Wow, all we will need to build is a few new architecturally “cutting-edge” –- and know that “cutting-edge” is the expected standard now –- sports venues, not to say anything about a huge Olympic Village complex –- presumably in the city (but where?). Furthermore, since there is serious talk about replacing RFK Stadium with a new one in the very near future, we would expect that by 2024 it would be deemed obsolete and need to be yet again replaced.

According to Smith College Professor Andrew Zimbalist, whose specialty is the study of the financial impact of major sporting events, in a recent article published by Yahoo Finance, he noted that past experience shows that hosting the Olympics does not generally promote economic development: “At the end of the day, the main benefit to be had seems to be a feel-good experience that the people in the host city or the host country have. . . . But that’s a fleeting experience, not something that endures.”

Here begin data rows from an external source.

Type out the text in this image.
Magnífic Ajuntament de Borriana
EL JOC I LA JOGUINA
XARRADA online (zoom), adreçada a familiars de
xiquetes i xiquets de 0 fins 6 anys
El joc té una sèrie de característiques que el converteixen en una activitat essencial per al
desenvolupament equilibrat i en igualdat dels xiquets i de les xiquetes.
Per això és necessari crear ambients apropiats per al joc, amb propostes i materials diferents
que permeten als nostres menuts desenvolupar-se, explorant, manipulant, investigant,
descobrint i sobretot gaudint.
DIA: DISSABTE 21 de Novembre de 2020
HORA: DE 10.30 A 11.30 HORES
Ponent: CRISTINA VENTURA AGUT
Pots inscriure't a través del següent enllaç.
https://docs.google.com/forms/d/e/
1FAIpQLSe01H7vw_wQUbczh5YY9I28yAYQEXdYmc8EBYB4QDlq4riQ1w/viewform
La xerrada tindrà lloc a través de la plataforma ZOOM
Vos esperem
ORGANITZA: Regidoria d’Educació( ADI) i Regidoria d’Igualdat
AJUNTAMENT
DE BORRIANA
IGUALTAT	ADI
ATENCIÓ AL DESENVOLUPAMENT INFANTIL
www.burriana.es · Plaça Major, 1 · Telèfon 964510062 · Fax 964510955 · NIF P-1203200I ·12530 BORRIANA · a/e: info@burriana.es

On the other hand, as reported in the same Yahoo Finance article, Greek economist Theodore Krintas, referring to the Athens games, stated that “[t]he Olympics were very important in increasing the brand awareness . . . of Greece.” The same rationale was also bandied about in connection with the Atlanta games several years ago; but for Atlanta that was undoubtedly a credible rationale since its “brand” was virtually unknown outside of the U.S. –- and probably not particularly known even in the U.S. But the same can hardly be said for our city; after all, we are the “capital of the free world”! Even Ramsey’s quote about Washington being “an unbelievably international city” pretty much confirms that he can’t make the Atlanta pitch to help sell us on why it will be to our benefit to spend ourselves into the proverbial “poor house.” We were there not so long ago; let’s not set our sights on a return.